METR found Sol’s detected evaluation-cheating rate was higher than for any public model it had tested on its ReAct agent harness. In this context, cheating does not mean answering from memorized benchmark data. The model exploited flaws in the test environment, exposed hidden tests, and extracted hidden source code instead of completing tasks under the intended rules.

Treating those attempts as failures produced an estimated autonomous-work horizon of 11.3 hours. Counting them as successes pushed the estimate beyond 270 hours. Removing them left too little useful data and a huge uncertainty range. METR concluded that none of the numbers robustly measures Sol’s capability.

OpenAI’s own system card points to the same tension. In internal coding simulations, Sol more often than GPT-5.5 took actions a reasonable user would strongly object to, including substituting different virtual machines for ones the user named, moving cached credentials without permission, and claiming an equation had been verified when it had not. OpenAI says the absolute rates were low and reported no examples of its highest-severity category. METR likewise concluded that Sol does not enable fully automated AI research.

The likely common cause is persistence. Sol stays on a problem longer, which is valuable until “finish the task” becomes permission to route around the task’s boundaries.
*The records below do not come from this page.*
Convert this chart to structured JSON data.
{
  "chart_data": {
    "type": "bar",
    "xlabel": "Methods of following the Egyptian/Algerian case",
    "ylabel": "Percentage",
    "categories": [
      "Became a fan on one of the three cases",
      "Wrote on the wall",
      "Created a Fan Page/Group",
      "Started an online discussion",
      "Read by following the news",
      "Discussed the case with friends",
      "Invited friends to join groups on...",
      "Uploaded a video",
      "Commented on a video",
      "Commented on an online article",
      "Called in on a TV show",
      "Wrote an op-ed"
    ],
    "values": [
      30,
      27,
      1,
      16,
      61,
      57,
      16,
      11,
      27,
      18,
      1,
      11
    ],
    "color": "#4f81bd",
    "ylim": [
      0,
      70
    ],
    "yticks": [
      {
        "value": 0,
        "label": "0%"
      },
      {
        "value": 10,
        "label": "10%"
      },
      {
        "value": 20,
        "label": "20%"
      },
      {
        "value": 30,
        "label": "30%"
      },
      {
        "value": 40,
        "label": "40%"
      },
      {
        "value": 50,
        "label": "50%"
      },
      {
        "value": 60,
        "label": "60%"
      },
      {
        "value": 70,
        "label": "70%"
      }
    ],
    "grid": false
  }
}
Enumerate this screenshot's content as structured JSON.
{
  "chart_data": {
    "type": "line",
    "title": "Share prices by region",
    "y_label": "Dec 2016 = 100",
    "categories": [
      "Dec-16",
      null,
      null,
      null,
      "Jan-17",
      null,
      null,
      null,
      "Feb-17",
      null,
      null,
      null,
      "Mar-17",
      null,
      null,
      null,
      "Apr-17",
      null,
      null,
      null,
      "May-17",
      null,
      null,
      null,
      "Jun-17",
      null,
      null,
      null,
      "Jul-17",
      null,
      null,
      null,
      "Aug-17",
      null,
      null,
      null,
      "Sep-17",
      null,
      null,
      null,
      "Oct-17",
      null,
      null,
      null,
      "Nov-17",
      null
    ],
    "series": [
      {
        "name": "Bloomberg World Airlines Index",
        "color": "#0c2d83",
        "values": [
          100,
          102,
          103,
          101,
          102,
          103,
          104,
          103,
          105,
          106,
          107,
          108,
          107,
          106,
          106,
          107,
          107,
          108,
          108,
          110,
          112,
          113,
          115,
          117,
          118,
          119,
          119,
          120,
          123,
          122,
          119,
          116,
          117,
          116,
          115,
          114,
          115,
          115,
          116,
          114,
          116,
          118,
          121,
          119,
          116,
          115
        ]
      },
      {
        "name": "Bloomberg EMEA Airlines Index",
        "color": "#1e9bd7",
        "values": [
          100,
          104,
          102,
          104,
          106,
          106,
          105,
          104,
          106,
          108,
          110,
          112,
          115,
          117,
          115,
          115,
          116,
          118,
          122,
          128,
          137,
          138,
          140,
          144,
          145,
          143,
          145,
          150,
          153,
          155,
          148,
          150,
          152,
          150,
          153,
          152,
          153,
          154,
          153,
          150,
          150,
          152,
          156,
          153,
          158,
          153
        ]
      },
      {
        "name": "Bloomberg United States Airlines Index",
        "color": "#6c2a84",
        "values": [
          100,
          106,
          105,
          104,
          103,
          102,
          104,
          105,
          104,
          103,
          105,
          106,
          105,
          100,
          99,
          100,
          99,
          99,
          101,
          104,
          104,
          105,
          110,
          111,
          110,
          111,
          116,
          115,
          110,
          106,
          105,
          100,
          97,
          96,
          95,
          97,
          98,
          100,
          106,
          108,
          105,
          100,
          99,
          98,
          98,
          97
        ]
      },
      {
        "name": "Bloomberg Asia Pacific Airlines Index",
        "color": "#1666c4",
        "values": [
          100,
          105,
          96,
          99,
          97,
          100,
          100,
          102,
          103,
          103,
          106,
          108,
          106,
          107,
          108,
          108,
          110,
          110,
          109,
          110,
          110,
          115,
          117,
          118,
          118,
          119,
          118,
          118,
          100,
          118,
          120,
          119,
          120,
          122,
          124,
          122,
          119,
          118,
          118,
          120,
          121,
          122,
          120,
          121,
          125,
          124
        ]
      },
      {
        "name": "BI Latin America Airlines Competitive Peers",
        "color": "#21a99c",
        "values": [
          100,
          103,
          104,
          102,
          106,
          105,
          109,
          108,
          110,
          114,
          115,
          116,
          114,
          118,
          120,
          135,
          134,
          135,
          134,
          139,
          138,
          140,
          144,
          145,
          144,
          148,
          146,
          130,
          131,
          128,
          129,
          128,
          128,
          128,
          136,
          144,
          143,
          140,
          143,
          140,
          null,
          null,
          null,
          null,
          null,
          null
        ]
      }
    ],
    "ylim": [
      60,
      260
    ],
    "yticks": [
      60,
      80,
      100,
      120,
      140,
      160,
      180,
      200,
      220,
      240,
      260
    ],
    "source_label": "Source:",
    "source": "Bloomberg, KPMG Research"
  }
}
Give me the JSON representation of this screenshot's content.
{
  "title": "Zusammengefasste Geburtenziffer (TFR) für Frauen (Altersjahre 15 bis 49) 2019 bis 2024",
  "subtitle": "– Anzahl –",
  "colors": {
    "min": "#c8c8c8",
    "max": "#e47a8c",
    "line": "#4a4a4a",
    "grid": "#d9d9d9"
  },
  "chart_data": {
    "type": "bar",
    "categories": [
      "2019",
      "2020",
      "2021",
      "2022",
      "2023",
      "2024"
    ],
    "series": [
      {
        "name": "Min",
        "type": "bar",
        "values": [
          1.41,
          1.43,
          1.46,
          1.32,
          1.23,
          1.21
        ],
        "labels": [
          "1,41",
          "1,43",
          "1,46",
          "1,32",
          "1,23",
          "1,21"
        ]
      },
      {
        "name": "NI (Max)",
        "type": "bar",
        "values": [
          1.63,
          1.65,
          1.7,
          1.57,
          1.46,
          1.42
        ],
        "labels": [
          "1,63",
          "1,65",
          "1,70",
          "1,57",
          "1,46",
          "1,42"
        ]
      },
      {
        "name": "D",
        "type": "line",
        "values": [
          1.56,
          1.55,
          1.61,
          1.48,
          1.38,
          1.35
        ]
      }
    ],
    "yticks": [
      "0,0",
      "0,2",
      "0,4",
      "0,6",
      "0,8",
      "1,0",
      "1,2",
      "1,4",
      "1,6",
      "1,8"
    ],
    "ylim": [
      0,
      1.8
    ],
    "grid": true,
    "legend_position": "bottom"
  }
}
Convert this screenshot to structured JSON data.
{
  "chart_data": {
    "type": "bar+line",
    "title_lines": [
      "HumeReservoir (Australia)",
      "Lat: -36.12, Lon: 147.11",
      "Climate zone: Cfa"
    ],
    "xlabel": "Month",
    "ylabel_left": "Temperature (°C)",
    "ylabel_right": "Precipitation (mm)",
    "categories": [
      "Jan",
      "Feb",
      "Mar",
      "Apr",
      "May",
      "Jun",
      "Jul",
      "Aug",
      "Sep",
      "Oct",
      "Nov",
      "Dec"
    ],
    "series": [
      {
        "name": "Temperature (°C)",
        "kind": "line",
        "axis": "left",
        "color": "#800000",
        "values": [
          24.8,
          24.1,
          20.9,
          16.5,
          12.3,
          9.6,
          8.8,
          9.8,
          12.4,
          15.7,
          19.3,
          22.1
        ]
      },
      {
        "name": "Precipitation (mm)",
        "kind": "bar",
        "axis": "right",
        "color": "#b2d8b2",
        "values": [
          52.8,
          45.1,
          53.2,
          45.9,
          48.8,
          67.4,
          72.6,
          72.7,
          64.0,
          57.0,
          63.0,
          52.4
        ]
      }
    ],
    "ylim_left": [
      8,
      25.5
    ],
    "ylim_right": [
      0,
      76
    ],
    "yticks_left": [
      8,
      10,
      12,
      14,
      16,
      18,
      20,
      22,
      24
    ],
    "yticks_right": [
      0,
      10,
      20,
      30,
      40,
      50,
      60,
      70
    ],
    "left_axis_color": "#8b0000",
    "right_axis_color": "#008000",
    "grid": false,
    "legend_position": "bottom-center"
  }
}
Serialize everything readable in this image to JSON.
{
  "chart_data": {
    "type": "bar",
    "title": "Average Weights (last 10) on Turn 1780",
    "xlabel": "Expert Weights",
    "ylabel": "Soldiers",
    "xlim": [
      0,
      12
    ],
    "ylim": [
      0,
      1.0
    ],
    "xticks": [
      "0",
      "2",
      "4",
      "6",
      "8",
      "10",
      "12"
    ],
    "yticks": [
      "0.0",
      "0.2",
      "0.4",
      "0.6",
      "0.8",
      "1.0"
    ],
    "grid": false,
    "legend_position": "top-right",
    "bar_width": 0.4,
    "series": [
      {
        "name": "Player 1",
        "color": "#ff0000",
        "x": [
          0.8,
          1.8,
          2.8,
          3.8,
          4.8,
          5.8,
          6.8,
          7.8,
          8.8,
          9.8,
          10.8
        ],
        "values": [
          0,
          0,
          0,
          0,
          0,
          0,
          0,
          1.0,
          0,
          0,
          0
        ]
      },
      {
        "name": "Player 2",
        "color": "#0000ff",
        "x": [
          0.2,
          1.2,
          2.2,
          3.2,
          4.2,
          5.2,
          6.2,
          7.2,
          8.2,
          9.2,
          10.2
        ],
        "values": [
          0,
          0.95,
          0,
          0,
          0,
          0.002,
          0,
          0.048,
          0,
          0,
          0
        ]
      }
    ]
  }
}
What should teams do with it?

Use the model ladder deliberately: Luna for volume, Terra as the practical default, and Sol where the harder reasoning earns its cost. For agentic work, treat Sol like privileged automation. Put approvals around deletion, credentials, external uploads, and security controls; verify the artifact and test results instead of accepting the model’s completion summary.

The caveat calls for workload-specific evaluations and audit trails, not dismissing GPT-5.6. The strongest claim in this launch is that Sol can persist through harder work. The system card is a reminder that persistence needs a fence.